While not shown, the image processor/alignment module may align the meshes/points extracted/generated from each of the surface scan image and volumetric image for downstream processing, such as predicting the crown and/or implant features. In one embodiment, a polygonal mesh from the volumetric image featuring common structures with the polygonal mesh from the surface scan image is extracted/generated by the mesh layer. The meshes from both the volumetric image and from the surface scan image are then converted to point clouds; and the converted meshes are then aligned via point clouds using a point set registration by the alignment module. In one embodiment, the surface scan image mesh is extracted or generated from the surface scan image, while in other embodiments, the surface scan mesh is received de novo or directly from the input source for downstream processing, such as predicting crown and/or implant features for dental planning.
While not shown, in addition to volumetric cone beam computed tomography (CBCT), the radiographic image input may be a volumetric computed tomography (CT) or magnetic resonance imaging (MRI) image or a surface scan such as intraoral (IOS) or facial scan image. In one embodiment, a volumetric image and a surface scan image may be merged into one image via conversion of the volumetric image to a polygonal mesh, and merging via alignment of points or meshes, or by fusing a surface scan tooth mesh to a volumetric scan via triangulation of the border vertices. Additionally, while not shown, a volumetric image may be normalized by eliminating the values lying outside a standard range to derive zero mean and unit standard deviation, and a surface scan image may be normalized by centering and rescaling mesh vertices to fit an unfit sphere.

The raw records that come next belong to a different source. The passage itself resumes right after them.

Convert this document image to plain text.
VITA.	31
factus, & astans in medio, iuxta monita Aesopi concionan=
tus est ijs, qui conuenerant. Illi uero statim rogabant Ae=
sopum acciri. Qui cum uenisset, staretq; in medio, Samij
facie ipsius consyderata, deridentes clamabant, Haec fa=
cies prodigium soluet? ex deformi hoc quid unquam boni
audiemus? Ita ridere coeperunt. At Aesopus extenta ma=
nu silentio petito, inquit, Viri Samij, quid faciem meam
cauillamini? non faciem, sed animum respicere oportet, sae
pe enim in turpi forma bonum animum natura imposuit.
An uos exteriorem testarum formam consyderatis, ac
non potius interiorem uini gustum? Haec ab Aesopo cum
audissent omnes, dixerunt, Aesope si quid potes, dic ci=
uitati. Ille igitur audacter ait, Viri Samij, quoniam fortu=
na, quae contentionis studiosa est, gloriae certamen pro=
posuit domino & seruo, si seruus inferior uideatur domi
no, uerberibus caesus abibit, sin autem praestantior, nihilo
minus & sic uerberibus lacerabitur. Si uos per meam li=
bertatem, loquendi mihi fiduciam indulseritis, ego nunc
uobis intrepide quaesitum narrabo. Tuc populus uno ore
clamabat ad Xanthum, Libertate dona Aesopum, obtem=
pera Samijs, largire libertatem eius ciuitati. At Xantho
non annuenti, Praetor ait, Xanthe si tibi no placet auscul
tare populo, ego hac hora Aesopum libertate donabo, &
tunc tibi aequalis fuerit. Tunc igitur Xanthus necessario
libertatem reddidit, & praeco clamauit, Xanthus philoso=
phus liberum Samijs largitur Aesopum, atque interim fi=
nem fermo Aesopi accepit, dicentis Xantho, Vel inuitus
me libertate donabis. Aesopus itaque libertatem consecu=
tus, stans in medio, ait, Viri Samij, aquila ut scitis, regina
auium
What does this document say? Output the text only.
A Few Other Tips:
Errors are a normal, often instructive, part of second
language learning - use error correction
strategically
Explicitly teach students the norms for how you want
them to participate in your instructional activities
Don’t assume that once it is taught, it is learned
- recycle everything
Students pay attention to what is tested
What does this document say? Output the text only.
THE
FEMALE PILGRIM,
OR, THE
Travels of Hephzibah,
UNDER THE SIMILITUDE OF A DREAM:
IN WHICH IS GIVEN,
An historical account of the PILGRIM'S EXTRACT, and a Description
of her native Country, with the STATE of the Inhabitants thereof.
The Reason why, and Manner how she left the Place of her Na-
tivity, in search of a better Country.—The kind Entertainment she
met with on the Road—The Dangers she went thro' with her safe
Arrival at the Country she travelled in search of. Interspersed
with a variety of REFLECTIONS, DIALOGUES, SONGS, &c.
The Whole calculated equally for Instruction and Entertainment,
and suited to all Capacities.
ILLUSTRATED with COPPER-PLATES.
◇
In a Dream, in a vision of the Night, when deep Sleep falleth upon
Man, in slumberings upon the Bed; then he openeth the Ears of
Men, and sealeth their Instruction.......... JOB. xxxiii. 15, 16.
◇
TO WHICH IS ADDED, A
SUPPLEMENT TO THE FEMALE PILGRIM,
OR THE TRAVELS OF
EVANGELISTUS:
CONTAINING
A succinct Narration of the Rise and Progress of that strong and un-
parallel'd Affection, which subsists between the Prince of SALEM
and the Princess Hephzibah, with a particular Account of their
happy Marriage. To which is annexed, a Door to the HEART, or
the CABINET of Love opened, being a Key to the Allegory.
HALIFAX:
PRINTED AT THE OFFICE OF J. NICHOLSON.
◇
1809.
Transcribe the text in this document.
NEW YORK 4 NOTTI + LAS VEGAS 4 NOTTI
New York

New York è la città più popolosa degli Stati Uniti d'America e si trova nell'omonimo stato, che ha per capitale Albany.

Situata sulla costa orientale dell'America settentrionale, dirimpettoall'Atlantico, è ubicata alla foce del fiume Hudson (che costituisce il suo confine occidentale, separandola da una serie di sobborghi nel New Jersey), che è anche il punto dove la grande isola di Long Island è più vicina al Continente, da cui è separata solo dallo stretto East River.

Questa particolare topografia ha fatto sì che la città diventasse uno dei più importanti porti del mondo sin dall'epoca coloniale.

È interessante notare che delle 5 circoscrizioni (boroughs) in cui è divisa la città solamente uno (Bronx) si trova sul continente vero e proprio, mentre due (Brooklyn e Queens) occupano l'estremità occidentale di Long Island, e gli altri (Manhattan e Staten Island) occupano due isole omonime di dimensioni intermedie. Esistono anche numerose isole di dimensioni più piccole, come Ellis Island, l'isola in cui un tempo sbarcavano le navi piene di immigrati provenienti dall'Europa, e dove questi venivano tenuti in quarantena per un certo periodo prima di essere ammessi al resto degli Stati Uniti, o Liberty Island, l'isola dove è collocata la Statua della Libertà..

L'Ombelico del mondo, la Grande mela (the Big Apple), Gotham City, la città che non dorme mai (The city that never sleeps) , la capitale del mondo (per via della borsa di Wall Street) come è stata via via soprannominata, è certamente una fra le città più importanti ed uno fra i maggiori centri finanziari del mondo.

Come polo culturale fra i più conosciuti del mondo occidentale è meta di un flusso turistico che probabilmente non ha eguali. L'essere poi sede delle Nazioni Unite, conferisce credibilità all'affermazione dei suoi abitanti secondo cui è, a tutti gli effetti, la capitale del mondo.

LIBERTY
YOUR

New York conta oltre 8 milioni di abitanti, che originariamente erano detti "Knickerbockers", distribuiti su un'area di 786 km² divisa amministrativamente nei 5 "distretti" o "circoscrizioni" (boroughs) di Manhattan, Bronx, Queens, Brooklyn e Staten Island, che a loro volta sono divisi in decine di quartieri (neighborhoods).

Furthermore, while not shown, segmentation of a volumetric image may be accomplished in one embodiment by finding a minimal bounding rectangle around the voxels and the surrounding region for cropping as a defined anatomical structure by the localization layer. The bounding rectangle extends equally in all directions to capture the tooth and surrounding context. In an alternative embodiment, a model of a probability distribution over anatomical structures via semantic segmentation may be performed: using a standard fully-convolutional network, such as VNet or 3D UNet, Segmentation of a surface scan image may be accomplished by assigning each vertex and/or face of a mesh a distinct anatomical structure identifier. Also not shown, individual voxels segmented as teeth may be further segmented as dental crown if the distance between this voxel and the tooth's highest point is within a predefined threshold. In one embodiment, pre-defined threshold of distance between the voxel and the tooth's highest point is not greater than 6 mm for the lower (upper) jaw tooth.
Now in reference to
Though not shown, the method for predicting at least one of a tooth crown or implant feature may comprise the steps of: receiving at least one of a volumetric or surface scan image, wherein the volumetric image is a three-dimensional voxel array of a maxillofacial anatomy of a patient and the surface scan image is a polygonal mesh of a maxillofacial anatomy of the patient; segmenting at least one of the volumetric image or surface scan image into a set of distinct anatomical structures by assigning each voxel an identifier by structure and assigning at least one of a vertices, face, or points on the mesh an identifier by structure for the volumetric image and surface scan image, respectively, wherein the distinct anatomical structures include at least one of a tooth, jaw, mandibular canal, maxillary sinus, fossae, and a missing tooth; and predicting at least one of a tooth crown or implant feature in place of the segmented missing tooth, wherein the predicted crown and/or implant feature is at least one of generated or selected from a library.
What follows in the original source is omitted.